La montagne est éclairée par un immense lampadaire qui fait passer la nuit pour une éclipse de soleil. Les étoiles s'effacent et règne alors une ambiance de sabbat pourtant déserté par les hôtes des bois. J'ignore si le comportement des bêtes est affecté par la pleine lune comme elle dérange les humains, mais Christian insiste pour que nous ne retournions pas aux champignons avant la lune montante. Les meilleurs sont les petits cèpes qui ressemblent à des bouchons de champagne. On peut les manger crus, c'est délicieux. Faute de pouvoir les montrer au pharmacien ou à un mycologue local la règle est de ne ramasser que ceux que l'on connaît. Rares les vénéneux qui sont mortels, mais les douleurs abdominales et les hallucinations prolongées ne sont pas au menu des vacances. Depuis que nous dormons par terre sur ce matelas de laine défoncé, toutes les nuits je fais d'étranges rêves. Le fantôme de mon camarade récemment décédé veille sur moi avec la plus grande bienveillance, même s'il fait ressusciter tous mes chers disparus.
Mon père est mort il y a déjà 25 ans, il ne me quitte jamais. Bernard était le dernier des trois pères de mon récit. En rejoignant Frank Zappa qui m'avait initié à la musique et Jean-André Fieschi qui fut mon maître ès toutes choses, il me laisse à son tour la responsabilité de transmettre tout ce qu'il m'a donné. Je suis trop vieux pour me penser orphelin et trop jeune pour imaginer d'autres perspectives que celles qui m'animent depuis qu'enfant je rêvais de changer le monde. La fougue a laissé la place à la circonspection, la rage à la détermination. Dans mes moments de calme je pense à Marc Lichtig, Bernard Mollerat, Philippe Labat, Éric Longuet, Annick Mével, Marc Boisseau, Frank Royon Le Mée, la famille de La Ciotat, Rosette, Tonton (Giraï), Serge, tant d'autres, et Bri... Bri. Dans les années 70 la mort emportera d'abord les plus fragiles, jeunes gens imprudents ou impatients, dans les années 80 le Sida ne fera pas de cadeau aux plus aventureux, pour finir par s'intéresser aux plus âgés, rentrant dans l'ordre. J'avance prudemment sous cette lune expressionniste qui fait vivre les ombres comme en plein jour.

mardi 20 août 2013

Cueillettes


Le plaisir de cueillir son dîner n'a d'égal que de se goinfrer de fruits sauvages sur le bord d'un chemin.
Christophe a rapporté dix kilos de cèpes du bois sous les granges.

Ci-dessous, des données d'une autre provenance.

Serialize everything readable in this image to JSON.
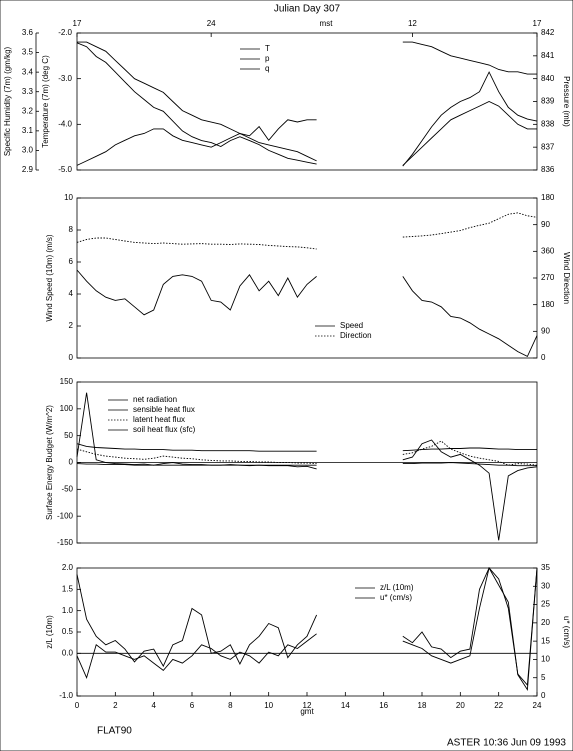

Il m'apprend à repérer les coins, ni trop secs ni trop humides, équilibre d'ombre et de soleil, sous les grands chênes par exemple. Après la pluie, le soleil me fait comprendre l'expression "pousser comme des champignons". On peut aussi marcher des heures sans en voir un, et puis se retrouver face à un carré où il y a à peine la place de poser le pied.
Lorsque nous restons bredouille nous nous rabattons sur les fraises des bois, même si Georges nous avertit des dangers de la douve du foie. Cela ne nous empêche pas de faire régulièrement des razzias de sarrousses, les épinards sauvages si délicieux que nous les accommodons à toutes les sauces. Françoise les lave avec de l'eau vinaigrée et les faire cuire à la poêle avec du beurre ou bouillir pour les manger tièdes en salade ou en gratin.


Il était encore tôt pour les myrtilles, mais j'apprends à reconnaître les petits buissons ras qui fourmillent autour et je goûte les premières. Trop tôt pour les framboises sauvages qui poussent autour de l'estive où Tommy garde un troupeau de 450 vaches. Si les gigantesques taureaux ressemblent à des aurochs, c'est des vaches qu'il faut nous méfier lorsqu'elles sont accompagnées d'un petit veau. 700 kilos à fond de train, imaginez le bolide, et leurs cornes pointues vous embrocheraient d'un coup de tête. Pas de quoi s'inquiéter si l'on fait attention en les croisant. La revanche est terrible puisqu'elles finiront toutes en steak dans nos assiettes… Monde cruel.